TransWikia.com

What does the classification report interpret? Class 1 indicates abnormal data

Data Science Asked by prnai on February 4, 2021

How to interpret the report and How is precision, recall values are calculated for individual class labels. What is the significance of macro avg ? Does this report signify a good predictions by the model?

enter image description here

2 Answers

Classification report gives a perspective of your model performance. The 1st row shows the scores for class 0. The column 'support' displays how many object of class 0 were in the test set. The 2nd row provides info on the model performance for class 1.
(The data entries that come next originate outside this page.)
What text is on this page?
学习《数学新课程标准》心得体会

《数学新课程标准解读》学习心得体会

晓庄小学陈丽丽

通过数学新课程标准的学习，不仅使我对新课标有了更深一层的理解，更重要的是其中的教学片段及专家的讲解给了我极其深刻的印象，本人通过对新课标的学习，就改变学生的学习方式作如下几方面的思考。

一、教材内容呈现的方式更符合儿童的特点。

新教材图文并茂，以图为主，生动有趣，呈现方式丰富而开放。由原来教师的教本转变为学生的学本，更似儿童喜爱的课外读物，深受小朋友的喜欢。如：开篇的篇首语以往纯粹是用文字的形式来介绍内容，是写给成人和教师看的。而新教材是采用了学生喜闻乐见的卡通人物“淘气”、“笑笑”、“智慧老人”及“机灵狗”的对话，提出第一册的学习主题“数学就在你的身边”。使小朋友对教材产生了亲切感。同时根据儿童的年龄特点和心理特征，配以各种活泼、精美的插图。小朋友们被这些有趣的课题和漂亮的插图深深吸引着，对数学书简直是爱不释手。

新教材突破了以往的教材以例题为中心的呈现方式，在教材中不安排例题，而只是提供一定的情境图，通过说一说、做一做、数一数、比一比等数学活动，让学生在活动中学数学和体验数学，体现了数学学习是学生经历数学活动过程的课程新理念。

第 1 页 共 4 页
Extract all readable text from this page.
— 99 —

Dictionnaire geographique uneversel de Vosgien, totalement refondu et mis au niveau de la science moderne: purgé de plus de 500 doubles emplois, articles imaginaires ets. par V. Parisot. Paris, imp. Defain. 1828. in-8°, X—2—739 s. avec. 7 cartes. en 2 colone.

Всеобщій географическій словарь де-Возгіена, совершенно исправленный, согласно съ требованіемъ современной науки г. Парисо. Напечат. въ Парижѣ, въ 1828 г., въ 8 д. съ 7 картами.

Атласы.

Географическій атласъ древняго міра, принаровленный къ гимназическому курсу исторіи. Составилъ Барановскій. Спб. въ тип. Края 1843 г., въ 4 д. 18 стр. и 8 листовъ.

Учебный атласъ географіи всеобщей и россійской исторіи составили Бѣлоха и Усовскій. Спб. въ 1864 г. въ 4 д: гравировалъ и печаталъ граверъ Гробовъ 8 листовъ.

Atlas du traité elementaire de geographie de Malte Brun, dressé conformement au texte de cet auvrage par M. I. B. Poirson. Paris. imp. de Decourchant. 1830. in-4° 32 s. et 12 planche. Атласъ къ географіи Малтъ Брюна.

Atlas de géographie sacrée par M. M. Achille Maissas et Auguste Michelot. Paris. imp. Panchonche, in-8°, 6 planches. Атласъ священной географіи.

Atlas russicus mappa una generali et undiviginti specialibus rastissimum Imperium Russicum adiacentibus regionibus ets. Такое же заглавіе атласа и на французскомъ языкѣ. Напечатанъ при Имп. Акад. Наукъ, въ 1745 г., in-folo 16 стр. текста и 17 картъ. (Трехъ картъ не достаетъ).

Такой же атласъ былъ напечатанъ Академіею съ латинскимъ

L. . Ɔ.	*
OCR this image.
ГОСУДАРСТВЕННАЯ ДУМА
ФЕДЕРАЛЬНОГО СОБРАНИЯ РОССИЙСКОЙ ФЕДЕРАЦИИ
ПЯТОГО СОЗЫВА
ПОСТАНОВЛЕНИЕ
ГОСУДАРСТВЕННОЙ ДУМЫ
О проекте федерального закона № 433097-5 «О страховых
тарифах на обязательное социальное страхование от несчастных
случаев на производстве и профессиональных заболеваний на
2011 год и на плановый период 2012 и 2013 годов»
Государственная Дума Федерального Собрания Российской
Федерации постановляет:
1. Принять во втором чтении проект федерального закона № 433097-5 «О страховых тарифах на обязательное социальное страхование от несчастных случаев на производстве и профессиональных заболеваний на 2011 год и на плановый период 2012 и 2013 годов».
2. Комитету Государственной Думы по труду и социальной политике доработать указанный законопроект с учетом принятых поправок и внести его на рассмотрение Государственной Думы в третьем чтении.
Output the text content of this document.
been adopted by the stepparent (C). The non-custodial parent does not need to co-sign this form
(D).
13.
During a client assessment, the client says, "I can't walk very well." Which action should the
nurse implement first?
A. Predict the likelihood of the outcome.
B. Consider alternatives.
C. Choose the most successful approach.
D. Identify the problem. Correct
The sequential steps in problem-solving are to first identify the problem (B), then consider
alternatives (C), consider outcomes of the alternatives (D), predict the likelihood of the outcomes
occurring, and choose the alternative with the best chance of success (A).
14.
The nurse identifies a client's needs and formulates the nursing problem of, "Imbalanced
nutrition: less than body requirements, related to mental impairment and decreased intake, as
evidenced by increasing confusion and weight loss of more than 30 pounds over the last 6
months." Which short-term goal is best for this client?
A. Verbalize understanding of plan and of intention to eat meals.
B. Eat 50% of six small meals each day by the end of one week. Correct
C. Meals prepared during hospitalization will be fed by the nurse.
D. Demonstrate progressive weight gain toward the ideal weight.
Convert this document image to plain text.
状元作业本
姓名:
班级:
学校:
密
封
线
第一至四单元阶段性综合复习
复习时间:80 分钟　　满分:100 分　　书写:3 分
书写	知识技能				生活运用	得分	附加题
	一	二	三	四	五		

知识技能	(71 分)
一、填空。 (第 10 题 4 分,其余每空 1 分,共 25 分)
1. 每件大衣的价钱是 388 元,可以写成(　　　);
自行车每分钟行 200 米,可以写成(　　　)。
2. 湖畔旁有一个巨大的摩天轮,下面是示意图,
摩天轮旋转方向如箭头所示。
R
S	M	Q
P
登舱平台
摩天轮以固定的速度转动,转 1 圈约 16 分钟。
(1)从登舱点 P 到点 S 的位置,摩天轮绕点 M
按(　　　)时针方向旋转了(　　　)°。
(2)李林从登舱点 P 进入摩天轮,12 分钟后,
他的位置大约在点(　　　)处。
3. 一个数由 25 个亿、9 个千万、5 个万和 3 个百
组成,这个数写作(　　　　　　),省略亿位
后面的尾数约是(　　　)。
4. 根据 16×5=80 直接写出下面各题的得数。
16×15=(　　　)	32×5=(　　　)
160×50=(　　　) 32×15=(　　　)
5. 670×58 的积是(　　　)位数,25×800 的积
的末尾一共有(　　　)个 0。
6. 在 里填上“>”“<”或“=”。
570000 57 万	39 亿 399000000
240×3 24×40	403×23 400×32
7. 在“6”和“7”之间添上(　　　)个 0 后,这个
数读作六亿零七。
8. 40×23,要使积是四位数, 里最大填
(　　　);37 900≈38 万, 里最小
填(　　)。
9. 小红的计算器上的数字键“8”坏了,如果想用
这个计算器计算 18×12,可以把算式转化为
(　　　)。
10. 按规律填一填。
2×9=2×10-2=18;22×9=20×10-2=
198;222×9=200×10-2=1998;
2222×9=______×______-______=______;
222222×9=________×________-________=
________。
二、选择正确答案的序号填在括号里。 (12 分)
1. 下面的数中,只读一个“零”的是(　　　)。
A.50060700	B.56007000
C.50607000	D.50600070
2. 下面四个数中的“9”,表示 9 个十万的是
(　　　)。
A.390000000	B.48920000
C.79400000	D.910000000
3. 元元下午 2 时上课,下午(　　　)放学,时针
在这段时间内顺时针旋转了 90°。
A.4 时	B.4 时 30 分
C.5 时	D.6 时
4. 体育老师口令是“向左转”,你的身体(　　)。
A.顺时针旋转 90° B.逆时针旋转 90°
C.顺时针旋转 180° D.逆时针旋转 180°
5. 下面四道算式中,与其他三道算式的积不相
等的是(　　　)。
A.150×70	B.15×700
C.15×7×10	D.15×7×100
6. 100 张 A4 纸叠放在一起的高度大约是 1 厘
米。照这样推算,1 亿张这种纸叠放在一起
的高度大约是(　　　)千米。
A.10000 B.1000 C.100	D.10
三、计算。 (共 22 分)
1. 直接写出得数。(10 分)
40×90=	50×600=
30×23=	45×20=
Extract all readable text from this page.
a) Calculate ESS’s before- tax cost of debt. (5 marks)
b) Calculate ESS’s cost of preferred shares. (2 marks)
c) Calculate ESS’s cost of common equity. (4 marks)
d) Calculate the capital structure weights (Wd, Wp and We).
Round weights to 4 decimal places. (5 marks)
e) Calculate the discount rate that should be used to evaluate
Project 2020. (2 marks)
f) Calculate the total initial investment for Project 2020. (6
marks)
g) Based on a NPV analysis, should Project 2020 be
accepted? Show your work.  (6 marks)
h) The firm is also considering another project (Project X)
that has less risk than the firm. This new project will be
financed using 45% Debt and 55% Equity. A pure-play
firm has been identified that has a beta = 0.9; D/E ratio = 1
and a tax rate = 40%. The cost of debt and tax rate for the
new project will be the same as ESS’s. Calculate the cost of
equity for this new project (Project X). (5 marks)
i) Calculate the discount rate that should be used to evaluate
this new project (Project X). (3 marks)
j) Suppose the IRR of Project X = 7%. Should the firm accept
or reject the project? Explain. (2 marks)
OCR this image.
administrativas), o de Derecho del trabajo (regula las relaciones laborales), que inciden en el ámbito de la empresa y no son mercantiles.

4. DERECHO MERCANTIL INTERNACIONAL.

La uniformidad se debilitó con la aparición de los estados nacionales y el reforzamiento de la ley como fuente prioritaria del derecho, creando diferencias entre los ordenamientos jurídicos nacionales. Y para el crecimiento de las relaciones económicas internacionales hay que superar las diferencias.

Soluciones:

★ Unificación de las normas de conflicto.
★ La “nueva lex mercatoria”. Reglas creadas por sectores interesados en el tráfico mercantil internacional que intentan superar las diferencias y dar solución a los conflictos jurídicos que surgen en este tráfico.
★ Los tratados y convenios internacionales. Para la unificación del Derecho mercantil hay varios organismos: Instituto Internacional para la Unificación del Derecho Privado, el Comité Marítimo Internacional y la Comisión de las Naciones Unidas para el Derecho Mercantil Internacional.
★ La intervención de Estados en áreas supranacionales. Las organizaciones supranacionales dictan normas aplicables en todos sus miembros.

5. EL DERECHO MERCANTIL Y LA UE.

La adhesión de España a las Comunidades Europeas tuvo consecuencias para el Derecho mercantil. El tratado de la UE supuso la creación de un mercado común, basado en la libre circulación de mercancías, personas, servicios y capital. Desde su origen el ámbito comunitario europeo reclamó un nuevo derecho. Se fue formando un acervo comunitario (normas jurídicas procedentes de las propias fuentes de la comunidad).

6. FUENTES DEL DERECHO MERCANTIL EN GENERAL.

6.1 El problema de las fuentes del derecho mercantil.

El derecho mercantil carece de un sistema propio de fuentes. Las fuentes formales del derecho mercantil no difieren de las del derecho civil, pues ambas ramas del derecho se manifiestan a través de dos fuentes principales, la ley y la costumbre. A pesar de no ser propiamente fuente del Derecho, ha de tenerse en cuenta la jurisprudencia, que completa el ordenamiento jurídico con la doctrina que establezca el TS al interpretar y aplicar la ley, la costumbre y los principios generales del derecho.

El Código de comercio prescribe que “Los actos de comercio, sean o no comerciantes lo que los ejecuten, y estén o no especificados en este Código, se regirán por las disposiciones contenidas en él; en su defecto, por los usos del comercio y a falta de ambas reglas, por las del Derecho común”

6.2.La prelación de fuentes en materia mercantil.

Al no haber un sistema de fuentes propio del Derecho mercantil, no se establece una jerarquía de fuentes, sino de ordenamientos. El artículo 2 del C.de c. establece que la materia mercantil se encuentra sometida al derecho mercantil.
Recall for each class is calculated as follows: True Positives/(True Positives + False Negatives) E.g., recall for class 1: 15/(15+27) = 0.56

Precision for each class is calculated as follows: True Positives/(True Positives + False Positives) E.g., precision for class 1: 15/(15+22) = 0.41

This particular classification report shows that the performance of the model is poor. Accuracy as a metric may be misleading. Although the model shows 99% accuracy, it hardly detects the object of class 1 (I suppose these are the object of interest, the abnormal data you want to detect).

One of the reasons for that may be the imbalance of the data, i.e. there are many objects of class 0 and few samples of class 1. As a result, the classifier is overfitting to class 0 to minimize error during training. Consider reading about some techniques to overcome the imbalance problem.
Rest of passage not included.